What were the problem churches for Paul and how do his letters show it?
There were several churches that Paul had odd relationships with. Even though he founded these churches, his enemies found ways to take them off track from what he taught. These people chased Paul around and taught false doctrines after he left each church.
One example of these false teachers, called Judaizers, can be traced through the book of Galatians. After Paul left the Galatian churches and moved onto the next adventure, Judaizers came in and taught what I call, “Jesus Plus” doctrines.
They told the Galatians that they made the first big step in becoming Christians. They believed in Jesus. But there was more that they needed to know to be true Christians. They needed to follow the laws of Moses, especially circumcision.
Judaizers were Jews and Jewish leaders that came from Jerusalem and added these doctrines to salvation. Paul comes back to Jerusalem in Acts 15 to deal with these Judaizers in the church. The church decides and then sent a letter that Gentile Christians do not need to be circumcised or follow the law of Moses.
Paul begins the letter to the Galatians like no other letter he wrote. Most of the time Paul’s letters begin with an introduction of himself, a greeting, followed by thanksgiving and prayer, and then the subject matter of the letter.
Paul gives the standard greeting we are used to seeing but then instead of thanksgiving and prayer, it begins abruptly with, “I’m astonished that you’re so quickly deserting the the one who called you the grace of Christ and are turning to a different gospel…” (Galatians 1:6, emphasis mine),
Just a couple of verses later he is calling down curses on anyone who would tell the Galatians that there is another gospel (Galatians 1:8-9). The Galatians unwittingly accepted false doctrines from these Judaizers and Paul would never have it.
In this letter of only six chapters, Paul lays out a clear understanding that we only need Jesus and nothing else. But after found in this church he had to deal with this false doctrine right away. If only they had the Pony Express or faster mail so that the letter from Acts 15 would’ve gotten to the Galatians sooner.
Another church, probably the most problematic church Paul founded, was the Corinthian church. Before the letter of 1 Corinthians, the Corinthian elders sent a letter full of questions for Paul to answer. First Corinthians contains the answers Paul gave to the church.

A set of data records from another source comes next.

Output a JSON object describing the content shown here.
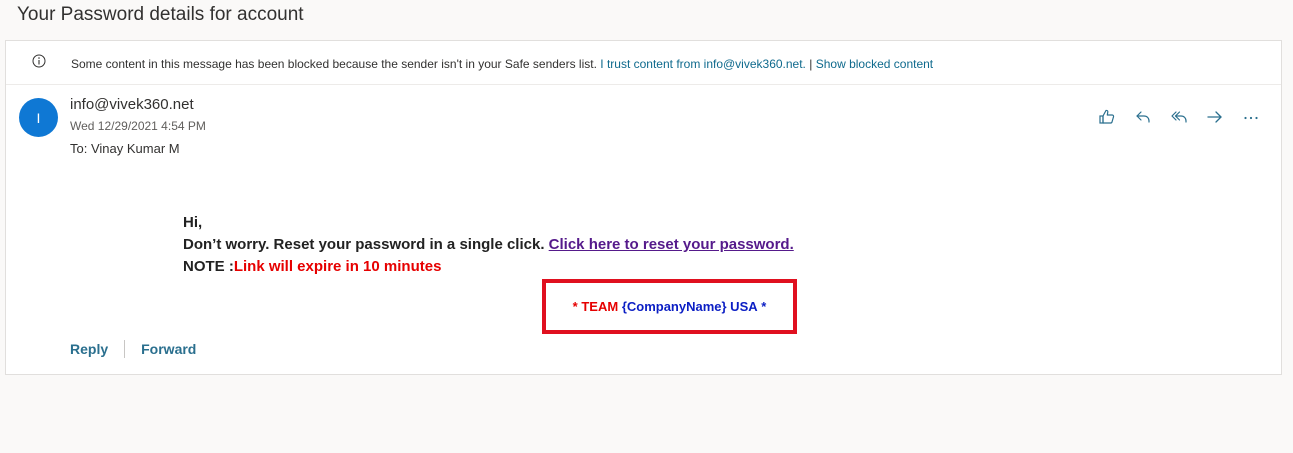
{
  "subject": "Your Password details for account",
  "infobar": {
    "message": "Some content in this message has been blocked because the sender isn't in your Safe senders list.",
    "trust_link": "I trust content from info@vivek360.net.",
    "separator": "|",
    "show_blocked": "Show blocked content"
  },
  "sender": {
    "initial": "I",
    "email": "info@vivek360.net",
    "date": "Wed 12/29/2021 4:54 PM",
    "to_label": "To:",
    "to_name": "Vinay Kumar M"
  },
  "actions": {
    "like": "like-icon",
    "reply": "reply-icon",
    "reply_all": "reply-all-icon",
    "forward": "forward-icon",
    "more": "more-icon"
  },
  "body": {
    "greeting": "Hi,",
    "line1": "Don’t worry. Reset your password in a single click.",
    "reset_link": "Click here to reset your password.",
    "note_label": "NOTE :",
    "note_text": "Link will expire in 10 minutes"
  },
  "signature": {
    "star_left": "*",
    "team": "TEAM",
    "company": "{CompanyName} USA",
    "star_right": "*"
  },
  "footer": {
    "reply": "Reply",
    "forward": "Forward"
  },
  "colors": {
    "avatar": "#0f78d4",
    "link": "#0f6a8d",
    "highlight_box": "#e0101f",
    "alert_red": "#e60000",
    "signature_blue": "#0b1ec4"
  }
}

Almost every chapter you have an opening like, “Now about…” These are the beginning of his answers to the questions the Corinthians asked him. They asked about everything from divisions of the church, a wayward young man having relations with his stepmother, lawsuits in the church,, marriage, meat sacrificed to idols, worship, the gifts of the Spirit, the resurrection, and other matters.
So Paul wrote 1 Corinthians to answer these questions. But they didn’t like his answers, especially about the young man in 1 Corinthians 5. Between the letters of 1 Corinthians and 2 Corinthians, Paul received a letter that questioned his apostleship.
Second Corinthians is the answer Paul gives to their questions about his apostleship. It is the most personal letter we have about Paul. He defends his apostleship by talking about the trials he suffers, the gospel he carries in his body, the troubles he faced, and other marks of a true apostle of Christ.
This is the background to the Corinthian church. They gave him the most trouble because they questioned his apostleship and refused to do what he said. From what we know in history, they finally did what they were told. But it was the most problematic church. Despite all of his teachings and efforts, they were doing their own thing.
The third church is not necessarily a problem church. The church in Thessalonica was one that Paul did not fully train before he was kicked out of the city. This meant that they did not have all of the teaching they needed to succeed as a Christian church.
They faced a terrible amount of persecution as the church was founded and began. Paul began their training and teaching but was unable to finish it because he left this city early. You can see his worries that they won’t even continue in the gospel and salvation because of their persecution (1 Thessalonians 2:14-3:5).
But he did receive an encouraging report that the Thessalonians had taken to the faith despite their persecution. It’s fascinating to see the things that they were a little fuzzy on. For instance, they were told that they had missed the rapture, the return of Jesus to gather his saints. Paul spends a lot of time in the letters trying to clarify that they had not missed the rapture.
These are three of Paul’s troublesome churches. They range in their issues and the reasons he wrote these letters to them. But you’ll notice that except for Galatians Paul had to write multiple letters to straighten these churches out. He was a tough apostle who dealt with a lot of things. Troubling churches were only the half of it.